When President Joe Biden took the podium Thursday at his first presidential news conference, it was clear that this was a different kind of event than what we’d been conditioned to expect when “the last guy” — as Biden frequently used to refer to former President Donald Trump — was in office.
Biden is thinking about the arc of the next four years. The only problem is that the press hasn’t yet shifted in response.
As Biden took his time shuffling between his notecards filled with facts and figures prepared by his staff, I was reminded how the Trump news cycle was charted in seconds, as the mercurial president changed his mind on a dime, tossing out wild lies like a boxer throws haymakers. He only saw the next 30 seconds ahead of him, and his answers often reflected that.
Biden is thinking about the arc of the next four years. The only problem is the press hasn’t yet shifted in response.
That was clear on both sides of the East Room podium where Biden took questions from the attending members of the White House press corps. On question after question, the journalists in the room tried to make news, most hammering away at the story leading the current news cycle, the situation on the southern border. But unlike Trump, Biden wouldn’t bite. He responded to each frantic inquiry by giving thoughtful, substantive answers in place of drama.
That’s not to say Biden was boring; he joked about having been elected to the Senate over 120 years ago. He also kiddingly said he missed Trump, ribbing him on just how soon his predecessor began to run for re-election. But when confronted with, well, malarkey, he decided to focus on the big picture.

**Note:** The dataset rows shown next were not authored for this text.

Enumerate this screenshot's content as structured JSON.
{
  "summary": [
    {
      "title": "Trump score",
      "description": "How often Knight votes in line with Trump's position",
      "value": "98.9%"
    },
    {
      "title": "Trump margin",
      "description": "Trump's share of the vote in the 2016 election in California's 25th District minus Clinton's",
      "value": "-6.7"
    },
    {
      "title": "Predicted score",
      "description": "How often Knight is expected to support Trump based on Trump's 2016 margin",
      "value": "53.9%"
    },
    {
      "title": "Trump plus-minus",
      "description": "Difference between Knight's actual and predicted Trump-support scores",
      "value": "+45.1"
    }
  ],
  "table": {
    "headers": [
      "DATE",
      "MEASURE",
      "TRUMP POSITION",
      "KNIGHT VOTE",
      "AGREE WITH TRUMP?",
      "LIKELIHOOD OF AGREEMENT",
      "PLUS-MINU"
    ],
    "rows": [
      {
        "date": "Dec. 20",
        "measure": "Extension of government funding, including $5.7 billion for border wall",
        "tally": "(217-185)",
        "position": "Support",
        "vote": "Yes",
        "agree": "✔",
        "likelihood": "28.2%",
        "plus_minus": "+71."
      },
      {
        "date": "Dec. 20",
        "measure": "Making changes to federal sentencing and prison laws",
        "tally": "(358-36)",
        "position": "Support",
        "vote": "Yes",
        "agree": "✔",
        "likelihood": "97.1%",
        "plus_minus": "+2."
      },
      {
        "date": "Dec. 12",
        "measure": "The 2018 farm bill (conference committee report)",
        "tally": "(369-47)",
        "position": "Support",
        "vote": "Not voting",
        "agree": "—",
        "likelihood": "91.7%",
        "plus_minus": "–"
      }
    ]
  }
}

Case in point: Biden opened the presser with news that his administration would now aim for 200 million doses of the Covid-19 vaccine administered within his first 100 days in office. Still, the vast majority of the questions focused on the border.
On some levels that makes sense: The situation down in Texas is the biggest piece of negative news that the administration is handling, making it an easy topic for the sort of adversarial questioning that many critics said was lacking when dealing with Trump.

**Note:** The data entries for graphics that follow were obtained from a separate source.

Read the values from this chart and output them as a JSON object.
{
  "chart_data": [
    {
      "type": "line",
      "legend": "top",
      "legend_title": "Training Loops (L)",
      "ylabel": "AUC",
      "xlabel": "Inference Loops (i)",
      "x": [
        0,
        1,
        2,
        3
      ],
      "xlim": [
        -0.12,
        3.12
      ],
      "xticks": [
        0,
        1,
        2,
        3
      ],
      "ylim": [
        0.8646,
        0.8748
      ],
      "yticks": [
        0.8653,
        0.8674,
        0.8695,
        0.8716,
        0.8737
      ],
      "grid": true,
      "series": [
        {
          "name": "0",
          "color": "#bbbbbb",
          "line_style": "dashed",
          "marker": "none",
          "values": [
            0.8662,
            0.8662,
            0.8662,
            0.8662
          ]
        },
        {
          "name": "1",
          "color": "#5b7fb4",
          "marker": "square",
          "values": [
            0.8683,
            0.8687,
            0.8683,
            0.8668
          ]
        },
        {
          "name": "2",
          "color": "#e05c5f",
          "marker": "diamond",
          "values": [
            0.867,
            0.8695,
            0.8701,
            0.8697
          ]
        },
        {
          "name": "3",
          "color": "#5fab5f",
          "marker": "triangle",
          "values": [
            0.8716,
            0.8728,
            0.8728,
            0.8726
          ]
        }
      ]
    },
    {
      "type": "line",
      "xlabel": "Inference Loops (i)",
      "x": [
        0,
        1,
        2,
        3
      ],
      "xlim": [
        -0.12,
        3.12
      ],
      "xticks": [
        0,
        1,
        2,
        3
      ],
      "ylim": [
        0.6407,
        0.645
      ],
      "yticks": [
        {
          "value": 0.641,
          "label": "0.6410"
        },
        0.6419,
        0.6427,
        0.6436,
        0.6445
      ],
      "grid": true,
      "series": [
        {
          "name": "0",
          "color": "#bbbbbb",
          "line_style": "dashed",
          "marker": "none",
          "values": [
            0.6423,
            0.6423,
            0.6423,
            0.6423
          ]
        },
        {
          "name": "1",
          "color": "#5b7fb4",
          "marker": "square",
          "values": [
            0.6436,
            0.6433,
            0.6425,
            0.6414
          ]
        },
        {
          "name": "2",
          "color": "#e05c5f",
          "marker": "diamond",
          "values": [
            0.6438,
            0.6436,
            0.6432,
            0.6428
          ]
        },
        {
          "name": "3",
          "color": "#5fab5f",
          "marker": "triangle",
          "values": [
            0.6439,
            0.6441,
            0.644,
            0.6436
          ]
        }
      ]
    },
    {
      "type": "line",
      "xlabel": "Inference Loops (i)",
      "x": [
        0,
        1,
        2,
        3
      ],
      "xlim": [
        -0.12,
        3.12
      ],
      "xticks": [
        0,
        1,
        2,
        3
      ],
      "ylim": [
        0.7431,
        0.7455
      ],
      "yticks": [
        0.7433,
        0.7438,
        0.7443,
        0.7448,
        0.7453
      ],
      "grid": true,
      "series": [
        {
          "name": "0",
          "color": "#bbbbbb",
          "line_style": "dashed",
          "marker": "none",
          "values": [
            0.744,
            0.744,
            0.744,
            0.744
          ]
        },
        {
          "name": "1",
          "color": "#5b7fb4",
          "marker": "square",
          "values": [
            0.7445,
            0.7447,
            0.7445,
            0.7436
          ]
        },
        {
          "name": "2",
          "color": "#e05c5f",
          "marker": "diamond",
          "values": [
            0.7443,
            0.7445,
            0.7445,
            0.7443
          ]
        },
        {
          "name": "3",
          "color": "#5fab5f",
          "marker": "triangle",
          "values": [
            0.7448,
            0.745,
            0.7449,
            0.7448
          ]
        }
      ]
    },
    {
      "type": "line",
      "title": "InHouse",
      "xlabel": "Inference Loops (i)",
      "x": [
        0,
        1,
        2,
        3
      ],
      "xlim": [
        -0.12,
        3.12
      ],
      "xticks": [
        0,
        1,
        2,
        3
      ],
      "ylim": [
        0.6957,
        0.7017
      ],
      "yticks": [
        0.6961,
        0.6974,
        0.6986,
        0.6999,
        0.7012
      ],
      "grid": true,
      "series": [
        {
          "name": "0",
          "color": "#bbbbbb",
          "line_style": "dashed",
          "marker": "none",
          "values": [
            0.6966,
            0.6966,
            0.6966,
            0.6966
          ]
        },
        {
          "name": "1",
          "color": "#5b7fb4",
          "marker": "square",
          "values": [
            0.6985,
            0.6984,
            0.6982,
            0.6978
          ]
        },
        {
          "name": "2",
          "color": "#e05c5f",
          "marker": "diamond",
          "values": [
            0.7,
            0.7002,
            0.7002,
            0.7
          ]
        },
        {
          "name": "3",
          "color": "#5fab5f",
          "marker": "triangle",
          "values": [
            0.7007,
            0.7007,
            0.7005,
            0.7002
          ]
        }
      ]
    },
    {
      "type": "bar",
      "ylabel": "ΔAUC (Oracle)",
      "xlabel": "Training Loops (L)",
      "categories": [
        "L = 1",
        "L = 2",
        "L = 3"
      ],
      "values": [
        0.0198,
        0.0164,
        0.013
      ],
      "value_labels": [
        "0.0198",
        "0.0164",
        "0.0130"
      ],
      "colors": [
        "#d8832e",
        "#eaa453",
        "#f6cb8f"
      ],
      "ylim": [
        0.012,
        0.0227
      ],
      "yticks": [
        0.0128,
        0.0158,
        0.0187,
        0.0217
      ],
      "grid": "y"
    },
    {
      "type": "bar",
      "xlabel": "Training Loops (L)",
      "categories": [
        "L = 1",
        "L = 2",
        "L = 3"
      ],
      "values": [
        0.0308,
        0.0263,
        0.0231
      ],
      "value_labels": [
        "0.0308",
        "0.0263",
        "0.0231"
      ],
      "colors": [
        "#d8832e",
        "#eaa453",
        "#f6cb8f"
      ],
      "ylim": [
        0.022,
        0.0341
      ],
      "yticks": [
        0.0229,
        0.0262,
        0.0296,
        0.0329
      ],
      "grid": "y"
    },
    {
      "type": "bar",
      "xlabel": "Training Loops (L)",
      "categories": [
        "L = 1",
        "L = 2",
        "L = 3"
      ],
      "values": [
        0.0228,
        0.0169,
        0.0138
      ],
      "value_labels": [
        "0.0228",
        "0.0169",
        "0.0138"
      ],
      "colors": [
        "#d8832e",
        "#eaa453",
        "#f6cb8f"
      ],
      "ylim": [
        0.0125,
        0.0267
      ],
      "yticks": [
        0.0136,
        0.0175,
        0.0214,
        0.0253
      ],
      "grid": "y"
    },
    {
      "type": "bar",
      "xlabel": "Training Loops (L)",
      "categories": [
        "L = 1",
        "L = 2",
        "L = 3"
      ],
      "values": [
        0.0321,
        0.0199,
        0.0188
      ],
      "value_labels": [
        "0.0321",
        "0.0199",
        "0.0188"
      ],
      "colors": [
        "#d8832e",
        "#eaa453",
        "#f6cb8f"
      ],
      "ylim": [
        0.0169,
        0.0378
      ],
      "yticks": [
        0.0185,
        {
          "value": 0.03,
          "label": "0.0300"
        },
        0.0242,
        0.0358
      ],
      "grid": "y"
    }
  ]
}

Biden showed in Thursday’s press conference that he’s not going to be hyper-focused on the crisis of the hour, or even day.
Immigration is also the most apparent point of contention between Democrats and Republicans at the moment, which provides the opportunity to draw out GOP responses to whatever Biden might say, to keep the story’s momentum going. And the unaccompanied minors who have been crowded into U.S. Customs and Border Protection facilities add a human element to the story that is lacking on, say, infrastructure.
But there were also questions on whether Biden is moving closer to supporting abolishing the filibuster (sort of); whether Biden will run again in 2024 (he expects to); and if Vice President Kamala Harris will still be his running mate if he does (uh, yes?). Biden seemed to deal with those gamely, though his frustration was clear at times.
But the president saved his best answers for the questions that weren’t really asked. When confronted with whether he intended to keep any of Trump’s tariffs and how to best confront China, he emphasized that the competition between Washington and Beijing would come down to who wins out as the two countries put forward their values on human rights and freedom.
“I imagine your children and grandchildren will be doing their thesis on who succeeded: autocracy or democracy,” Biden said. “Because that’s what’s at stake.”
When asked about how soon his potential gun control proposals would be released, and which of them he’d be selecting, Biden gave what was the most interesting response of the day: “All of the above. It’s a matter of timing. As you’ve all observed, successful presidents better than me have been successful because they know how to time what they’re doing. Order it and time priorities, what needs to be done.”
With that, he went off on a tangent about the need to invest in American infrastructure, previewing the multitrillion-dollar plan he’s set to unveil fully in Pittsburgh next week. It’s a decidedly unsexy topic — but a more important one than whether he’s expecting to face off against Trump again in 2024.
Unlike Trump, Biden wouldn’t bite. He responded to each frantic inquiry by giving thoughtful, substantive answers in place of drama.
I’ve been watching Ken Burns’ multipart documentary on the Roosevelts these last few days. And I saw something of Franklin Delano Roosevelt in Biden’s responses — not just for the size of the policies he’s championing, but because one of FDR’s greatest skills as a politician and leader was to know when to hit the gas on a policy, when to pump the breaks and how to wait for the right moment to strike a deal.
Biden showed in Thursday’s news conference that he’s not going to be hyperfocused on the crisis of the hour, or even of the day. He’s both zeroed in on his next task — in this case, infrastructure — and looking down the road to what the end goal is for his presidency.
"When I took office, I decided that it was a fairly basic, simple proposition," Biden said. "And that was that I got elected to solve problems." He later added, "I can’t guarantee we’re going to solve everything. But we can make it better."
It’s a proposition that manages to both sound completely doable and like one of the biggest challenges a president has faced. Thursday was meant to be a test of Biden and how he responded to the press’s interrogation under pressure. After watching that performance from the president, I came away having learned way more from what Biden chose to focus on than from the questions he was asked.